News in brief

September 11, 2008

Quality Assurance Agency

No-confidence results assessed

The Higher Education Funding Council for England (Hefce) is consulting on a policy for dealing with universities that have received a "no confidence" judgment from the Quality Assurance Agency but have failed to address their problems. Under the proposed "Unsatisfactory Quality Policy", Hefce could decide to defer payments to the affected university, make a "one-off" withdrawal of funding or adjust the recurrent baseline grant. "If the reason for the no-confidence judgment could be attributed to a particular subject, then Hefce might judge it appropriate to withdraw funding for that subject," the Council says in a consultation document. "Affected students could be moved to a different provider." Affected institutions would not be allowed to bid for Hefce special-funding programmes or for additional student numbers.

See: ww.hefce.ac.uk/pubs/circlets/2008/cl21_08/cl21_08a.doc

Royal Society

Science studying has fallen

The proportion of 17-year-olds taking maths, physics and chemistry at A level has shrunk over the past 12 years, despite major educational reforms to try to increase the number of students taking the subjects, a report by the Royal Society has warned.
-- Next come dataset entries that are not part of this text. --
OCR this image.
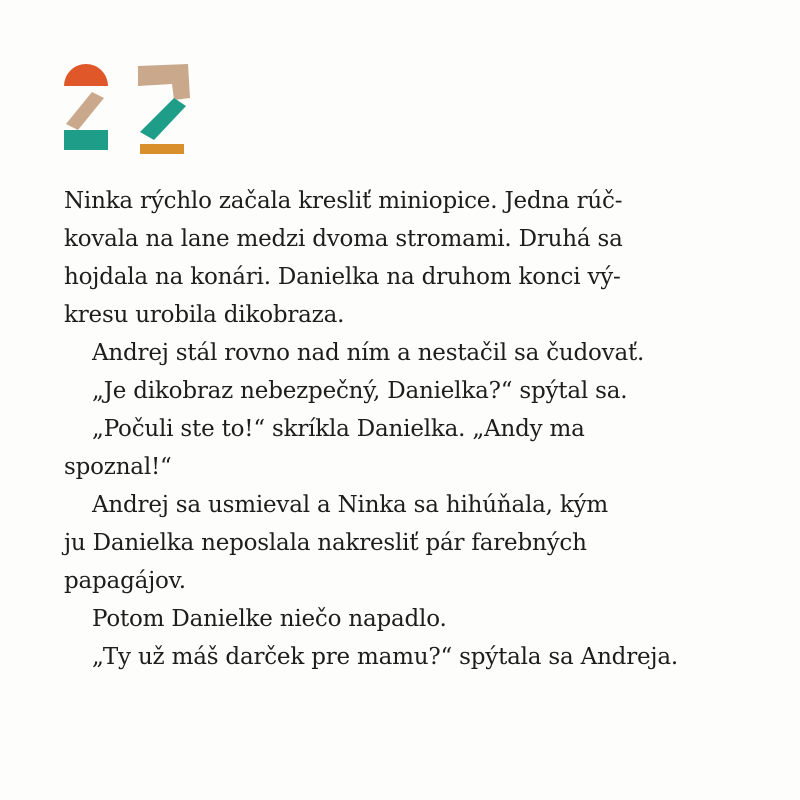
Ninka rýchlo začala kresliť miniopice. Jedna rúč-
kovala na lane medzi dvoma stromami. Druhá sa
hojdala na konári. Danielka na druhom konci vý-
kresu urobila dikobraza.
Andrej stál rovno nad ním a nestačil sa čudovať.
„Je dikobraz nebezpečný, Danielka?“ spýtal sa.
„Počuli ste to!“ skríkla Danielka. „Andy ma
spoznal!“
Andrej sa usmieval a Ninka sa hihúňala, kým
ju Danielka neposlala nakresliť pár farebných
papagájov.
Potom Danielke niečo napadlo.
„Ty už máš darček pre mamu?“ spýtala sa Andreja.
Michael Reiss, director of education, said: "Recently there have been encouraging signs that more young people are choosing to study the sciences and mathematics after the age of 16, but the longer-term trend exposes the failure of the many changes to make enough of a difference." The report also says the new science GCSEs, which were sat by students this year, were introduced before any genuine evaluation of the pilot was undertaken, and that the new science diploma is being developed in a timeframe that leaves little time for it to be adequately tested.
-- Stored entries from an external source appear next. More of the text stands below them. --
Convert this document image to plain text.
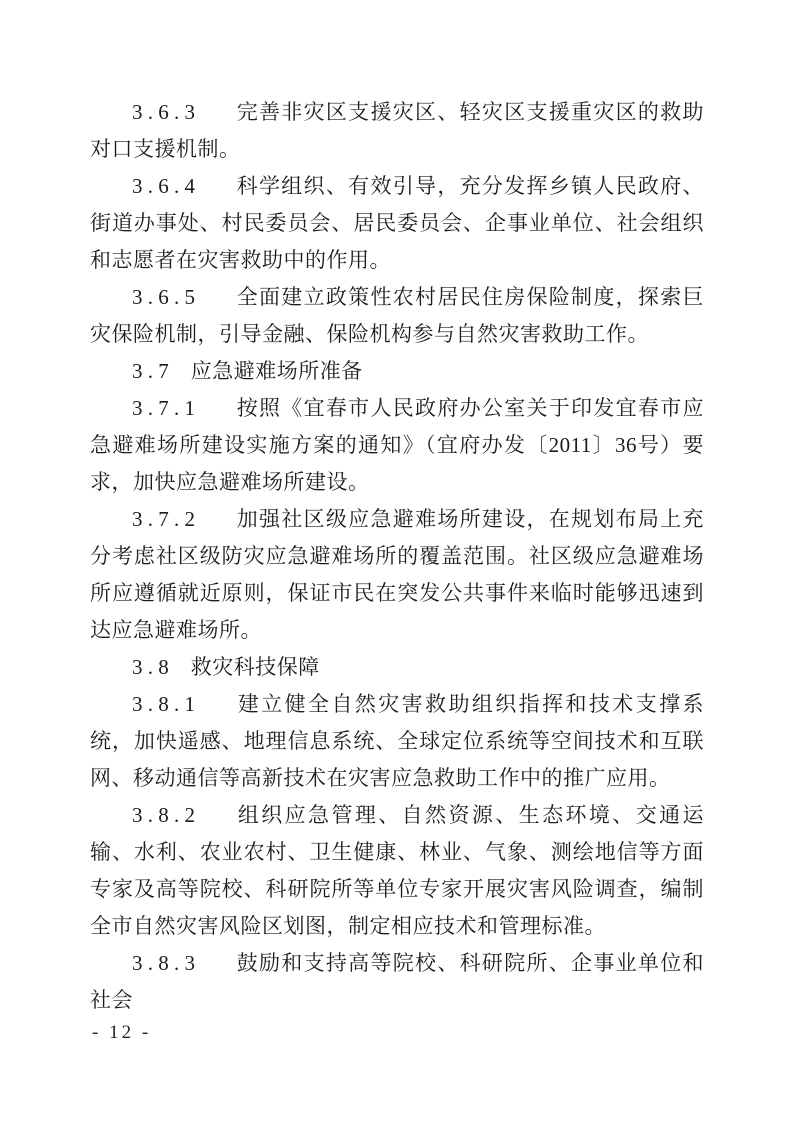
3.6.3 完善非灾区支援灾区、轻灾区支援重灾区的救助对口支援机制。

3.6.4 科学组织、有效引导，充分发挥乡镇人民政府、街道办事处、村民委员会、居民委员会、企事业单位、社会组织和志愿者在灾害救助中的作用。

3.6.5 全面建立政策性农村居民住房保险制度，探索巨灾保险机制，引导金融、保险机构参与自然灾害救助工作。

3.7 应急避难场所准备

3.7.1 按照《宜春市人民政府办公室关于印发宜春市应急避难场所建设实施方案的通知》（宜府办发〔2011〕36号）要求，加快应急避难场所建设。

3.7.2 加强社区级应急避难场所建设，在规划布局上充分考虑社区级防灾应急避难场所的覆盖范围。社区级应急避难场所应遵循就近原则，保证市民在突发公共事件来临时能够迅速到达应急避难场所。

3.8 救灾科技保障

3.8.1 建立健全自然灾害救助组织指挥和技术支撑系统，加快遥感、地理信息系统、全球定位系统等空间技术和互联网、移动通信等高新技术在灾害应急救助工作中的推广应用。

3.8.2 组织应急管理、自然资源、生态环境、交通运输、水利、农业农村、卫生健康、林业、气象、测绘地信等方面专家及高等院校、科研院所等单位专家开展灾害风险调查，编制全市自然灾害风险区划图，制定相应技术和管理标准。

3.8.3 鼓励和支持高等院校、科研院所、企事业单位和社会

- 12 -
International collaboration

Secrets of success explored

A research team at the University of Northampton has won funding to examine collaborative agreements between English and overseas universities, focusing on China and New Zealand. The three-year project aims to provide resources to enable universities to develop more effective international collaborations. It is being funded with £200,000 from the Higher Education Academy and is being led by David Burnapp of Northampton Business School.

Bloomsbury Publishing

Imprint to offer free downloads

A major publisher is to launch an academic imprint with all its titles to be made available free online. The new arm of Bloomsbury Publishing will initially publish humanities and social sciences titles, with about 50 planned for the end of 2009. In a new publishing model, Bloomsbury Academic will offer free downloads for non-commercial purposes immediately on publication.